Jefferies LLC, Piper Jaffray & Co. and Guggenheim Securities, LLC are acting as joint book-running managers for the offering.
The offering of the Shares is being made by means of a prospectus supplement to the prospectus forming a part of the Company’s effective shelf registration statement on Form S-3 (Registration No. 333-229400) filed with the Securities and Exchange Commission (the "SEC") on January 28, 2019 and other related documents. You may obtain these documents for free by visiting EDGAR on the SEC website at www.sec.gov. Alternatively, copies of the final prospectus supplement may be obtained from Jefferies LLC, Attention: Equity Syndicate Prospectus Department, 520 Madison Avenue, 2nd Floor, New York, NY, 10022, by email at [email protected] or by phone at +1 877 821 7388; Piper Jaffray & Co., Attention: Prospectus Department, 800 Nicollet Mall, J12S03, Minneapolis, MN 55402, by email at [email protected] or by phone: 1-800-747-3924; and Guggenheim Securities, LLC, Attention: Equity Syndicate Department, 330 Madison Avenue, 8th Floor, New York, NY 10017, by email at [email protected] or by phone at +1 212 518 5548. Before you invest, you should read the prospectus supplement and the accompanying base prospectus along with other documents that the Company has filed with the SEC for more complete information about the Company and these offerings.

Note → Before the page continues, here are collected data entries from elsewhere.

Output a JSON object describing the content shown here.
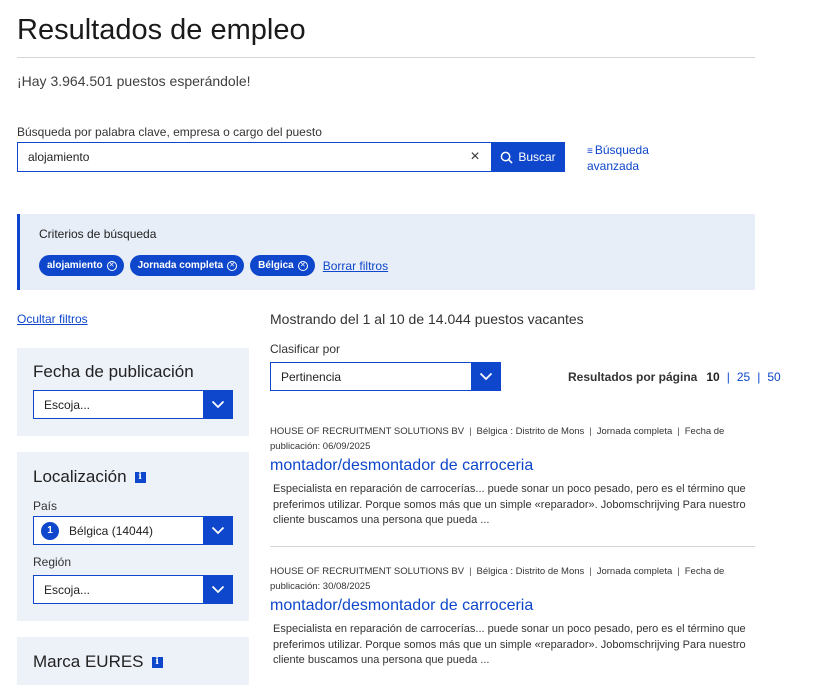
{
  "header": {
    "title": "Resultados de empleo",
    "subtitle": "¡Hay 3.964.501 puestos esperándole!"
  },
  "search": {
    "label": "Búsqueda por palabra clave, empresa o cargo del puesto",
    "value": "alojamiento",
    "clear_icon": "×",
    "button_label": "Buscar",
    "advanced_icon": "≡",
    "advanced_label": "Búsqueda avanzada"
  },
  "criteria": {
    "title": "Criterios de búsqueda",
    "chips": [
      "alojamiento",
      "Jornada completa",
      "Bélgica"
    ],
    "clear_label": "Borrar filtros"
  },
  "filters": {
    "hide_label": "Ocultar filtros",
    "publication_date": {
      "title": "Fecha de publicación",
      "value": "Escoja..."
    },
    "location": {
      "title": "Localización",
      "country_label": "País",
      "country_count": "1",
      "country_value": "Bélgica (14044)",
      "region_label": "Región",
      "region_value": "Escoja..."
    },
    "eures": {
      "title": "Marca EURES"
    }
  },
  "results": {
    "showing": "Mostrando del 1 al 10 de 14.044 puestos vacantes",
    "sort_label": "Clasificar por",
    "sort_value": "Pertinencia",
    "per_page_label": "Resultados por página",
    "per_page_options": [
      "10",
      "25",
      "50"
    ],
    "per_page_selected": "10"
  },
  "jobs": [
    {
      "company": "HOUSE OF RECRUITMENT SOLUTIONS BV",
      "location": "Bélgica : Distrito de Mons",
      "schedule": "Jornada completa",
      "date_label": "Fecha de publicación: 06/09/2025",
      "title": "montador/desmontador de carroceria",
      "description": "Especialista en reparación de carrocerías... puede sonar un poco pesado, pero es el término que preferimos utilizar. Porque somos más que un simple «reparador». Jobomschrijving Para nuestro cliente buscamos una persona que pueda ..."
    },
    {
      "company": "HOUSE OF RECRUITMENT SOLUTIONS BV",
      "location": "Bélgica : Distrito de Mons",
      "schedule": "Jornada completa",
      "date_label": "Fecha de publicación: 30/08/2025",
      "title": "montador/desmontador de carroceria",
      "description": "Especialista en reparación de carrocerías... puede sonar un poco pesado, pero es el término que preferimos utilizar. Porque somos más que un simple «reparador». Jobomschrijving Para nuestro cliente buscamos una persona que pueda ..."
    }
  ],
  "colors": {
    "accent": "#0e47cb",
    "panel_bg": "#edf1f8",
    "criteria_bg": "#e8eef8"
  }
}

This press release shall not constitute an offer to sell, or a solicitation of an offer to buy, the Shares or any other securities, nor will there be any sale of the Shares or any other securities in any state or other jurisdiction in which such offer, solicitation or sale would be unlawful prior to registration or qualification under the securities laws of any such state or other jurisdiction.